UBC Theses and Dissertations
Engineering flavanone biosynthesis in yeast towards the production of montbretin A Liu, Le
Plants produce a diverse range of specialized metabolites, which are an important source for new pharmaceuticals. The plant metabolite montbretin A (MbA) is a novel therapeutic for type 2 diabetes. MbA is a complex acylated flavonol glycoside found in the underground storage organs, called corms, of the ornamental plant montbretia (Crocosmia x crocosmiiflora). Large quantities of MbA are needed to treat the millions of people who would benefit from it. However, MbA cannot be extracted from montbretia corms in sufficient quantities for therapeutic use, and chemical synthesis of MbA is not viable due to the compound’s chemical complexity. Engineering a plant or microbial system for large-scale, sustainable MbA production would be a viable option. The recent elucidation of the complete MbA biosynthetic pathway provides the tools to engineer yeast (Saccharomyces cerevisiae) for heterologous MbA production. The core of MbA is the flavonol myricetin, the biosynthesis of which needs to be bioengineered in yeast. In most plants, biosynthesis of myricetin uses coumaric acid as a substrate and produces naringenin as a flavanone intermediate. However, utilizing metabolic engineering of myricetin from coumaric acid via naringenin poses a problem for the downstream bioengineering of MbA in yeast. The presence of coumaric acid would lead to formation of MbB instead of MbA, where MbB contains a coumaroyl side chain instead of the caffeoyl side chain in MbA. MbB is an undesired by-product with no known therapeutic value. To address this problem, I developed a yeast strain that uses caffeic acid (instead of coumaric acid) in the formation of myricetin via eriodictyol (instead of naringenin).

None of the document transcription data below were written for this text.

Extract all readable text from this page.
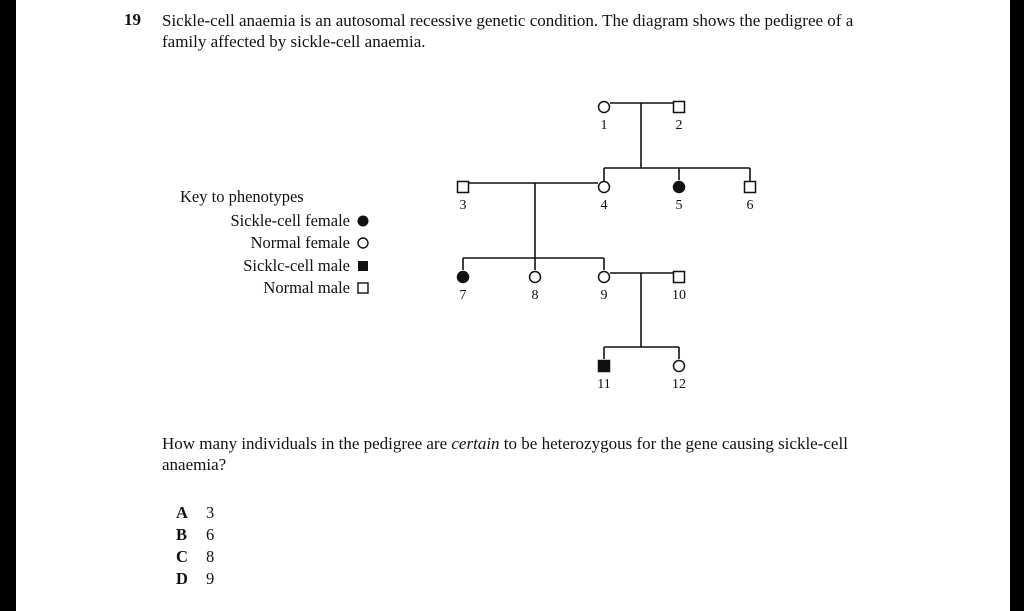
19 Sickle-cell anaemia is an autosomal recessive genetic condition. The diagram shows the pedigree of a family affected by sickle-cell anaemia.
Key to phenotypes
Sickle-cell female
Normal female
Sicklc-cell male
Normal male
How many individuals in the pedigree are certain to be heterozygous for the gene causing sickle-cell anaemia?
A	3
B	6
C	8
D	9
1	2
3	4	5	6
7	8	9	10
11	12
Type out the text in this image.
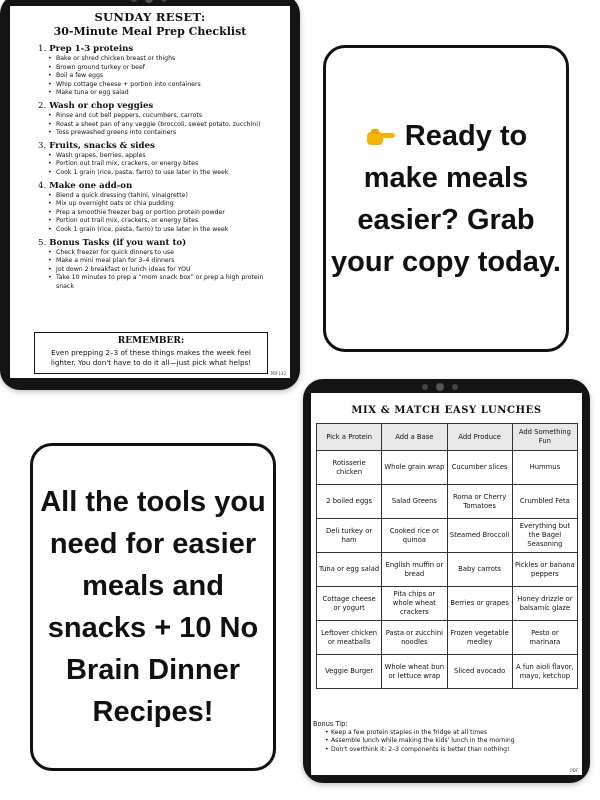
SUNDAY RESET:
30-Minute Meal Prep Checklist
1. Prep 1-3 proteins
• Bake or shred chicken breast or thighs
• Brown ground turkey or beef
• Boil a few eggs
• Whip cottage cheese + portion into containers
• Make tuna or egg salad
2. Wash or chop veggies
• Rinse and cut bell peppers, cucumbers, carrots
• Roast a sheet pan of any veggie (broccoli, sweet potato, zucchini)
• Toss prewashed greens into containers
3. Fruits, snacks & sides
• Wash grapes, berries, apples
• Portion out trail mix, crackers, or energy bites
• Cook 1 grain (rice, pasta, farro) to use later in the week
4. Make one add-on
• Blend a quick dressing (tahini, vinaigrette)
• Mix up overnight oats or chia pudding
• Prep a smoothie freezer bag or portion protein powder
• Portion out trail mix, crackers, or energy bites
• Cook 1 grain (rice, pasta, farro) to use later in the week
5. Bonus Tasks (if you want to)
• Check freezer for quick dinners to use
• Make a mini meal plan for 3–4 dinners
• Jot down 2 breakfast or lunch ideas for YOU
• Take 10 minutes to prep a “mom snack box” or prep a high protein snack
REMEMBER:
Even prepping 2–3 of these things makes the week feel lighter. You don't have to do it all—just pick what helps!
PDF132
Ready to make meals easier? Grab your copy today.
All the tools you need for easier meals and snacks + 10 No Brain Dinner Recipes!
MIX & MATCH EASY LUNCHES
Pick a Protein	Add a Base	Add Produce	Add Something Fun
Rotisserie chicken	Whole grain wrap	Cucumber slices	Hummus
2 boiled eggs	Salad Greens	Roma or Cherry Tomatoes	Crumbled Feta
Deli turkey or ham	Cooked rice or quinoa	Steamed Broccoli	Everything but the Bagel Seasoning
Tuna or egg salad	English muffin or bread	Baby carrots	Pickles or banana peppers
Cottage cheese or yogurt	Pita chips or whole wheat crackers	Berries or grapes	Honey drizzle or balsamic glaze
Leftover chicken or meatballs	Pasta or zucchini noodles	Frozen vegetable medley	Pesto or marinara
Veggie Burger	Whole wheat bun or lettuce wrap	Sliced avocado	A fun aioli flavor, mayo, ketchup
Bonus Tip:
• Keep a few protein staples in the fridge at all times
• Assemble lunch while making the kids' lunch in the morning
• Don't overthink it: 2–3 components is better than nothing!
PDF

I achieved the formation of eriodictyol as a precursor to myricetin at 27.3 mg * L⁻¹. Optimizing flavonoid enzyme combinations, tuning gene expression, and the addition of the chalcone isomerase-like (CHIL) protein improved eriodictyol production up to 8-fold. Overall, this work demonstrates the potential of engineering a yeast strain to produce the flavanone eriodictyol, an essential step towards scalable and sustainable production of the anti-diabetic plant metabolite MbA.